Of cataracts and hummingbirds

Published July 7, 2022, 12:05 AM

by Gemma Cruz Araneta

LANDSCAPE

Gemma Cruz Araneta

On June 30, the world around me unveiled an astounding mural of light and brilliant pigments splashed across the horizon. Gone was the subdued landscape of impressionist paintings with indeterminate brushstrokes in pastel shades. If the colors and myriad hues I now see were notes of a symphony, I would be hearing Beethoven’s 5th conducted with amazing vigor and passion by Gustavo Dudamel.

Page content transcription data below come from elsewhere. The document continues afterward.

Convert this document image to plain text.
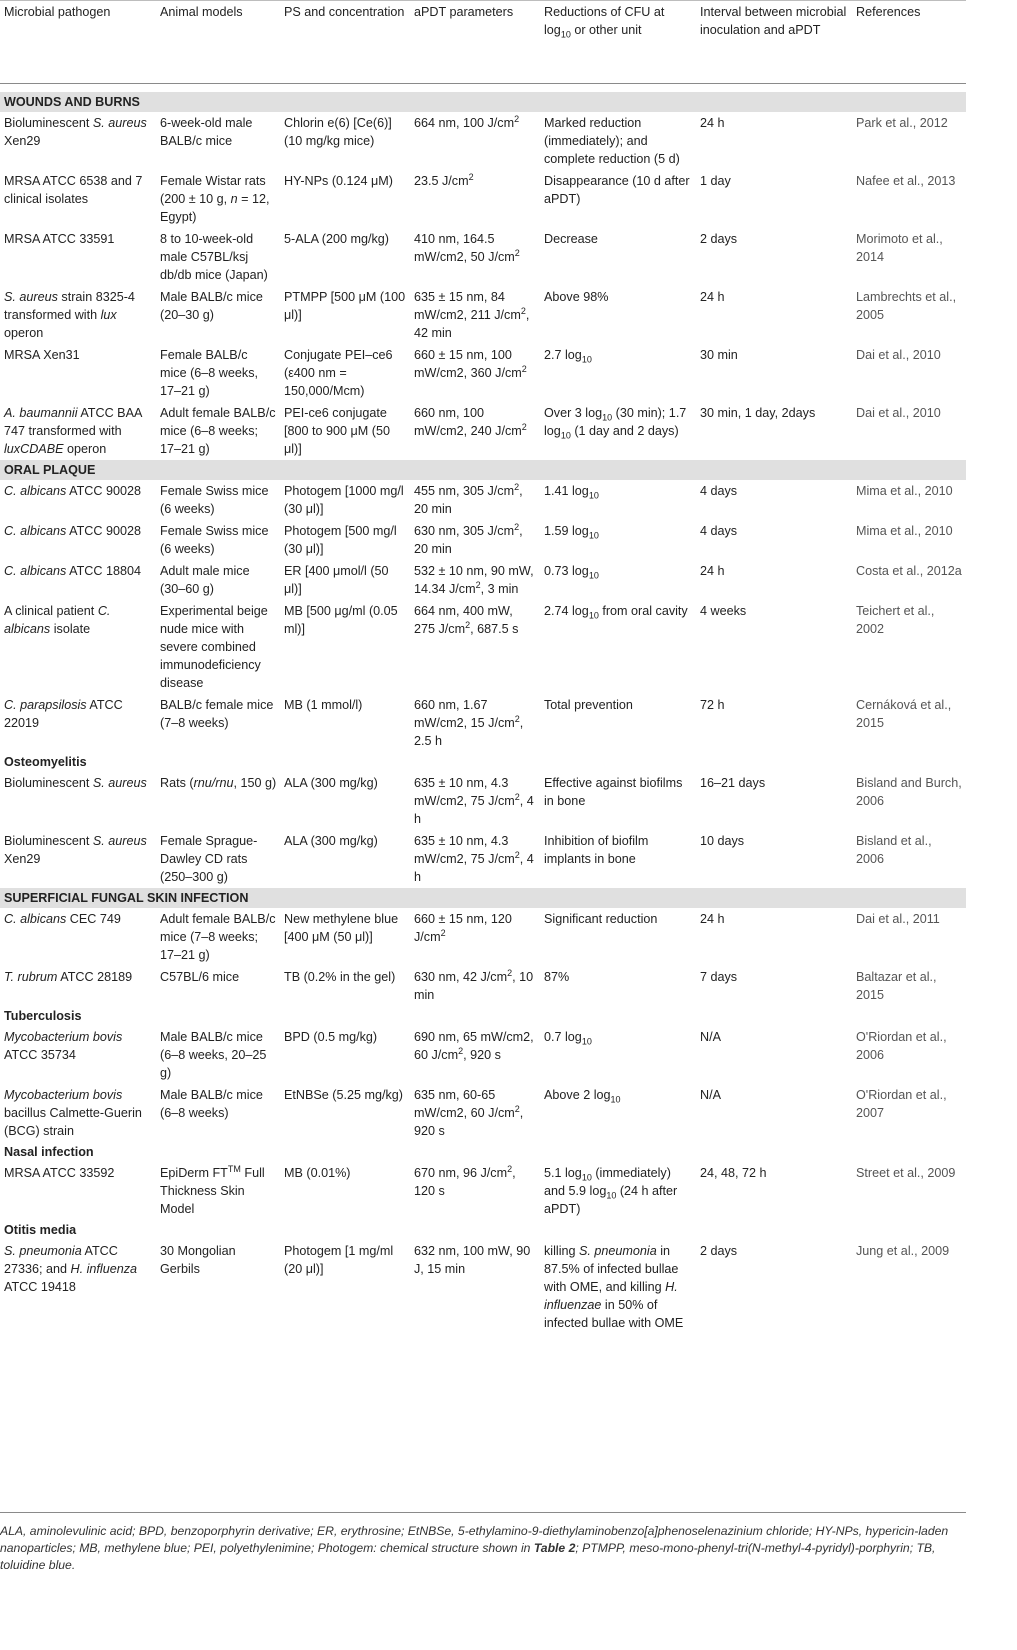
Microbial pathogen	Animal models	PS and concentration	aPDT parameters	Reductions of CFU at $\log_{10}$ or other unit	Interval between microbial inoculation and aPDT	References

WOUNDS AND BURNS						
Bioluminescent S. aureus Xen29	6-week-old male BALB/c mice	Chlorin e(6) [Ce(6)] (10 mg/kg mice)	664 nm, 100 $J/cm^2$	Marked reduction (immediately); and complete reduction (5 d)	24 h	Park et al., 2012
MRSA ATCC 6538 and 7 clinical isolates	Female Wistar rats (200 ± 10 g, n = 12, Egypt)	HY-NPs (0.124 μM)	23.5 $J/cm^2$	Disappearance (10 d after aPDT)	1 day	Nafee et al., 2013
MRSA ATCC 33591	8 to 10-week-old male C57BL/ksj db/db mice (Japan)	5-ALA (200 mg/kg)	410 nm, 164.5 mW/cm2, 50 $J/cm^2$	Decrease	2 days	Morimoto et al., 2014
S. aureus strain 8325-4 transformed with lux operon	Male BALB/c mice (20–30 g)	PTMPP [500 μM (100 μl)]	635 ± 15 nm, 84 mW/cm2, 211 $J/cm^2$, 42 min	Above 98%	24 h	Lambrechts et al., 2005
MRSA Xen31	Female BALB/c mice (6–8 weeks, 17–21 g)	Conjugate PEI–ce6 (ε400 nm = 150,000/Mcm)	660 ± 15 nm, 100 mW/cm2, 360 $J/cm^2$	2.7 $\log_{10}$	30 min	Dai et al., 2010
A. baumannii ATCC BAA 747 transformed with luxCDABE operon	Adult female BALB/c mice (6–8 weeks; 17–21 g)	PEI-ce6 conjugate [800 to 900 μM (50 μl)]	660 nm, 100 mW/cm2, 240 $J/cm^2$	Over 3 $\log_{10} (30$ min); 1.7 $\log_{10} (1$ day and 2 days)	30 min, 1 day, 2days	Dai et al., 2010
ORAL PLAQUE						
C. albicans ATCC 90028	Female Swiss mice (6 weeks)	Photogem [1000 mg/l (30 μl)]	455 nm, 305 $J/cm^2$, 20 min	1.41 $\log_{10}$	4 days	Mima et al., 2010
C. albicans ATCC 90028	Female Swiss mice (6 weeks)	Photogem [500 mg/l (30 μl)]	630 nm, 305 $J/cm^2$, 20 min	1.59 $\log_{10}$	4 days	Mima et al., 2010
C. albicans ATCC 18804	Adult male mice (30–60 g)	ER [400 μmol/l (50 μl)]	532 ± 10 nm, 90 mW, 14.34 $J/cm^2$, 3 min	0.73 $\log_{10}$	24 h	Costa et al., 2012a
A clinical patient C. albicans isolate	Experimental beige nude mice with severe combined immunodeficiency disease	MB [500 μg/ml (0.05 ml)]	664 nm, 400 mW, 275 $J/cm^2$, 687.5 s	2.74 $\log_{10}$ from oral cavity	4 weeks	Teichert et al., 2002
C. parapsilosis ATCC 22019	BALB/c female mice (7–8 weeks)	MB (1 mmol/l)	660 nm, 1.67 mW/cm2, 15 $J/cm^2$, 2.5 h	Total prevention	72 h	Cernáková et al., 2015
Osteomyelitis						
Bioluminescent S. aureus	Rats (rnu/rnu, 150 g)	ALA (300 mg/kg)	635 ± 10 nm, 4.3 mW/cm2, 75 $J/cm^2$, 4 h	Effective against biofilms in bone	16–21 days	Bisland and Burch, 2006
Bioluminescent S. aureus Xen29	Female Sprague-Dawley CD rats (250–300 g)	ALA (300 mg/kg)	635 ± 10 nm, 4.3 mW/cm2, 75 $J/cm^2$, 4 h	Inhibition of biofilm implants in bone	10 days	Bisland et al., 2006
SUPERFICIAL FUNGAL SKIN INFECTION						
C. albicans CEC 749	Adult female BALB/c mice (7–8 weeks; 17–21 g)	New methylene blue [400 μM (50 μl)]	660 ± 15 nm, 120 $J/cm^2$	Significant reduction	24 h	Dai et al., 2011
T. rubrum ATCC 28189	C57BL/6 mice	TB (0.2% in the gel)	630 nm, 42 $J/cm^2$, 10 min	87%	7 days	Baltazar et al., 2015
Tuberculosis						
Mycobacterium bovis ATCC 35734	Male BALB/c mice (6–8 weeks, 20–25 g)	BPD (0.5 mg/kg)	690 nm, 65 mW/cm2, 60 $J/cm^2$, 920 s	0.7 $\log_{10}$	N/A	O'Riordan et al., 2006
Mycobacterium bovis bacillus Calmette-Guerin (BCG) strain	Male BALB/c mice (6–8 weeks)	EtNBSe (5.25 mg/kg)	635 nm, 60-65 mW/cm2, 60 $J/cm^2$, 920 s	Above 2 $\log_{10}$	N/A	O'Riordan et al., 2007
Nasal infection						
MRSA ATCC 33592	EpiDerm FT™ Full Thickness Skin Model	MB (0.01%)	670 nm, 96 $J/cm^2$, 120 s	5.1 $\log_{10}$ (immediately) and 5.9 $\log_{10} (24$ h after aPDT)	24, 48, 72 h	Street et al., 2009
Otitis media						
S. pneumonia ATCC 27336; and H. influenza ATCC 19418	30 Mongolian Gerbils	Photogem [1 mg/ml (20 μl)]	632 nm, 100 mW, 90 J, 15 min	killing S. pneumonia in 87.5% of infected bullae with OME, and killing H. influenzae in 50% of infected bullae with OME	2 days	Jung et al., 2009
ALA, aminolevulinic acid; BPD, benzoporphyrin derivative; ER, erythrosine; EtNBSe, 5-ethylamino-9-diethylaminobenzo[a]phenoselenazinium chloride; HY-NPs, hypericin-laden nanoparticles; MB, methylene blue; PEI, polyethylenimine; Photogem: chemical structure shown in Table 2; PTMPP, meso-mono-phenyl-tri(N-methyl-4-pyridyl)-porphyrin; TB, toluidine blue.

What happened? I had cataract surgery on my right eye by Dr. Ruben Limbonsiong. Before that, I had to go through a series of tests which included ECG, electrocardiography, bio/SM/CTOPO and dilated pupil fundus examination on both eyes, this last one performed by Dr. Danilo Constantino. “As you know, Doctor,” I said, “Jose Rizal performed cataract surgery on his mother; in fact, he took up opthalmology to save her vision. How did he perform what you just did, the fundus examination, without all the state-of- the-art instruments you have?” Dr. Constantino reached behind a bookshelf for that iconic chiaroscuro painting of Rizal examining his mother’s eyes. “He went through exactly the same procedure, with two mirrors reflecting the candlelight and a magnifying lense. Modern technology has made it easier for us,” he said. I have to return a month after surgery for another retina exam. Unlike Rizal’s mother, I am a complicated case as my corneas were sliced in eight places 20 years ago, during a pre-lasik procedure that restored my 20-20 vision.

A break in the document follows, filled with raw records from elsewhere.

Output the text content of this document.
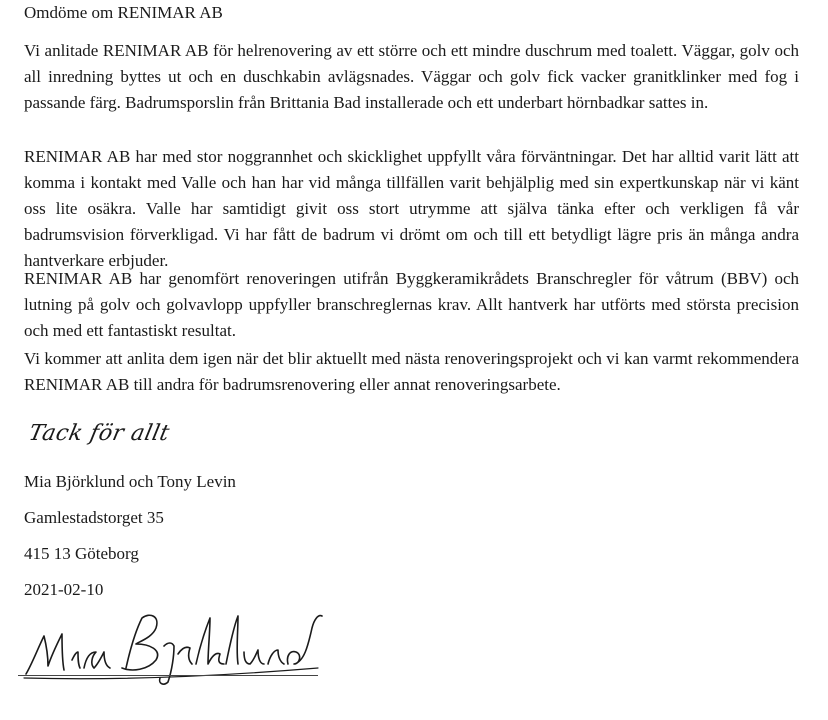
Omdöme om RENIMAR AB

Vi anlitade RENIMAR AB för helrenovering av ett större och ett mindre duschrum med toalett. Väggar, golv och all inredning byttes ut och en duschkabin avlägsnades. Väggar och golv fick vacker granitklinker med fog i passande färg. Badrumsporslin från Brittania Bad installerade och ett underbart hörnbadkar sattes in.

RENIMAR AB har med stor noggrannhet och skicklighet uppfyllt våra förväntningar. Det har alltid varit lätt att komma i kontakt med Valle och han har vid många tillfällen varit behjälplig med sin expertkunskap när vi känt oss lite osäkra. Valle har samtidigt givit oss stort utrymme att själva tänka efter och verkligen få vår badrumsvision förverkligad. Vi har fått de badrum vi drömt om och till ett betydligt lägre pris än många andra hantverkare erbjuder.

RENIMAR AB har genomfört renoveringen utifrån Byggkeramikrådets Branschregler för våtrum (BBV) och lutning på golv och golvavlopp uppfyller branschreglernas krav. Allt hantverk har utförts med största precision och med ett fantastiskt resultat.

Vi kommer att anlita dem igen när det blir aktuellt med nästa renoveringsprojekt och vi kan varmt rekommendera RENIMAR AB till andra för badrumsrenovering eller annat renoveringsarbete.

Tack för allt
Mia Björklund och Tony Levin
Gamlestadstorget 35
415 13 Göteborg
2021-02-10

So, there I was at the Out Patient Surgery Unit of St. Luke’s (BGC) at 9 in the morning, strapped to an operating table that looked more like a canoe at Playa Iguana in Merida, Mexico. I had not eaten a morsel since midnight, deprived myself of wine and water, applied the prescribed drops every hour to dilute my pupils. A nurse called Vi cleaned my face with something damp and soft; she was pleasantly surprised that my eyebrows are real and was amazed that my BP is “pang teen-ager.” The lady anesthesiologist said I would be heavily sedated, not knocked-out; she would hold my hand so I could squeee it whenever I felt pain.

I heard the doctors and nurses chatting, but could not understand what about; twice they asked if I was in pain. No, I was not, though all that eyeball-poking could have made anyone else’s BP shoot up the ceiling. Early on, I discovered that I have a high threshold for pain. Perhaps, it is thanks to my DNA, or to all those stories of saints and martyrs my grandma used to tell us children; or, those tales of legendary bravery of young Spartan warriors my mother would tell us. “That is why,” a historian friend recently commented, “you guys are tortured and shot at dawn.”

I love to tease my opthamologist, Dr. Ruben, that he is the only one who can make me cry. When I first went to see him, upon the recommendation of our family physician, Dr. Joven Cuanang, he said my tear wells had dried up, due to age. No wonder. From a “mababaw ang luha” case, nothing could make me cry and my eyes felt as if they were on fire after reading only a few pages. Dr. Ruben said my tear wells had to be refreshed, so he prescribed three kinds of drops for specific hours of the day. When my oldest half-brother succumbed to a massive heart attack in 2014, I shed copious tears at his funeral. Dr. Ruben was right, old age had converted my tear wells into deserts, and all that time I thought I had become a heartless old soul.

The day after the surgery, I went for a check up. Dr. Ruben detected a leak from one of those pre-lasik slices. Luckily, the operating room was still open. I was given local anesthesia, so I heard him asking for a “colibri.” An assistant handed it to him and I saw the finest, sharpest of tweezers coming closer to my right eye. Not at all menacing; it reminded me of a hummingbird I used to see in Mexico very early in the morning, sucking nectar from the flowers on my bedroom window sill. Its beak was almost as long as its fragile body.

After the procedure, I told the doctor that I saw the “colibri” and that it did look like a hummingbird’s beak. “Colibri is hummingbird in Spanish.” “Medical instruments are usually named after the people who invented them,” Dr. Ruben said, “I learned something new today, did the hummingbird hurt you?” Not at all. At the end of the month he will extract the cataract of the left eye. Once again, I will ask Dr. Jose Rizal to gently guide his hand.